Looking how the slept child with pleasure absorbs soup (besides an hour later after rise, probably such at it feature of an organism that appetite wakes up later), I thought: “And who told that the lunch has to be in 12 - 00? When mother nurses the child on demand, she thinks a little of why to him was impatient to suck in the middle of the night when the one-year-old kid does not want to have dinner in time determined by mother, she by hook or by crook tries to feed him. The child at 3 - 4 o`clock in the afternoon - for God`s sake wants to have dinner!“ .
Thus, the most important problem - with a lunch - was safely solved, and the plastic bib acquired few months ago - a pocket facilitated my life even more, having set thinking, at last, of schooling of the child to eat independently.
As for an afternoon snack and a dinner, with these two meals of difficulties practically does not arise - for an afternoon snack at us usually cake cheeses, cookies with juice or still something tasty, and a dinner I prepare one on all long ago. Even if younger will refuse to have supper, I do not worry about it - before going to bed he drinks the evening kefir therefore he should not fall asleep for a hungry stomach definitely.I will not claim
that any more never I resort to tricks - in life there are situations when the child needs to be fed quicker, for example, if it is time to go to the doctor who works, say, with 13 - 00 to 15 - 00 and will not wait until at my son appetite wakes up or if arrival of guests is expected - and then I am helped by a banal zagovarivaniye of teeth.

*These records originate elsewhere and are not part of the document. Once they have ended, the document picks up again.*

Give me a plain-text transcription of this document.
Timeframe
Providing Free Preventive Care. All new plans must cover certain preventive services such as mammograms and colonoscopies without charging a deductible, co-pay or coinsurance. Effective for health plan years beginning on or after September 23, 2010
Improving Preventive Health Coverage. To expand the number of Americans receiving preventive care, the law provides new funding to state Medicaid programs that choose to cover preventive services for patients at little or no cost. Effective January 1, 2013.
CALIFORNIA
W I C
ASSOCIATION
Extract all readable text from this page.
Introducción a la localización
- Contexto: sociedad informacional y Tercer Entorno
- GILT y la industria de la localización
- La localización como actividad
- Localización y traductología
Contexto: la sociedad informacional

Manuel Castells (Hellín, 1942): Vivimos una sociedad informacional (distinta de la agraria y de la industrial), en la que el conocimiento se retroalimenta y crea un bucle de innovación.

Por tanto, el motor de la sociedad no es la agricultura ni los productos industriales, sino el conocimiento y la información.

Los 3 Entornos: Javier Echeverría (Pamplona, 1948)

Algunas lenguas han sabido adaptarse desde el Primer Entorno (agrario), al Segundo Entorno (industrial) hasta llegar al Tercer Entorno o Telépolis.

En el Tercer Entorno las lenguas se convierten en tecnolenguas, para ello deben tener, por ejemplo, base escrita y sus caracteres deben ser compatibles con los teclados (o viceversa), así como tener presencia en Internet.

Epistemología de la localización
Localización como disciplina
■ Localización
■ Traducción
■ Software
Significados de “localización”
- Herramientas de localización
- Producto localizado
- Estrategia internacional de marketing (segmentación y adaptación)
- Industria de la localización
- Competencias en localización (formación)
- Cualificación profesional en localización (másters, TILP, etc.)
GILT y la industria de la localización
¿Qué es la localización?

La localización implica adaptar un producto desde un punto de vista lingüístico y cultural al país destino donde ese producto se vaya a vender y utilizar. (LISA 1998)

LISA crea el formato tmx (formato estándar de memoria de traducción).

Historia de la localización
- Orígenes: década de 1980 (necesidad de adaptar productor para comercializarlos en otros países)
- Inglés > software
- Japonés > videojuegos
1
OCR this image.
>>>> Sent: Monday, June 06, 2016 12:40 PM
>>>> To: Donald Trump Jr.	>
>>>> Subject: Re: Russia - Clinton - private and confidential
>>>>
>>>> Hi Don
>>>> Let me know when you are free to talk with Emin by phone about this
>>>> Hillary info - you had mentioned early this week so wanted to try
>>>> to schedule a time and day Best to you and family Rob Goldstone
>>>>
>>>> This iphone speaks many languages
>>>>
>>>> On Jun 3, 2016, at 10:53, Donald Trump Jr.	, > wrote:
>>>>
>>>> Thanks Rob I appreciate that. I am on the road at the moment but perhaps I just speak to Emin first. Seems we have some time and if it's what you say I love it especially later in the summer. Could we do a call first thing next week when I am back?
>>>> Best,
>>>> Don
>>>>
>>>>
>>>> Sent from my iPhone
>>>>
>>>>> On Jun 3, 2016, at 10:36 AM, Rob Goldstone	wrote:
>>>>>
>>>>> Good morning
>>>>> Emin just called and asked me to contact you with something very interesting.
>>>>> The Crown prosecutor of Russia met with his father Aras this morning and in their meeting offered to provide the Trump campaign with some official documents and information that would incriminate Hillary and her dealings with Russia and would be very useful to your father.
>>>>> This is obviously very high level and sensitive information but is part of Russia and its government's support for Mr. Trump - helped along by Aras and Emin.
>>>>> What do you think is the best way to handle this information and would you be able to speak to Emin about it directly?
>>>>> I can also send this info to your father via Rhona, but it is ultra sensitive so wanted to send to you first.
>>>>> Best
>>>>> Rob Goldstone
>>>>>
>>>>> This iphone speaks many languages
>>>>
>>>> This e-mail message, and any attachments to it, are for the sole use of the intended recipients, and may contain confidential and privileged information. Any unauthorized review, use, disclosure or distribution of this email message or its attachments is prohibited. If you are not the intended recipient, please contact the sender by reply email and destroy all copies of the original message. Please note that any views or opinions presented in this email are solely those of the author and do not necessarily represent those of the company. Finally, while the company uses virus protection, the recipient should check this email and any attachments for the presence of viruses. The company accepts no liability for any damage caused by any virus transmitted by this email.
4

And still several principles to which I steadily adhere exist:
- obligatory reception of liquid food - I can accept refusal of a breakfast, a dinner, but not a lunch even if the lunch takes place at three o`clock later;
- I do not give any “pieces“ and furthermore sweet between meals;
- we eat only in kitchen, previously having washed hands and having sat down at a table, an exception - arrival of guests and holidays (then it is possible together with all is in a drawing room);
- I try to diversify the menu - I cannot eat two days running same;
- if the child is ill, I never force and I do not persuade him to eat, for this time all rules and the principles concerning soups, pieces, sweet etc.by
Well and, at last, the most important are also cancelled that I understood for that long and eventful and opening four years of my stay in a role of mother - it is necessary to listen to the child, to reckon with his features and to look for compromises in everything, even in such question as a diet.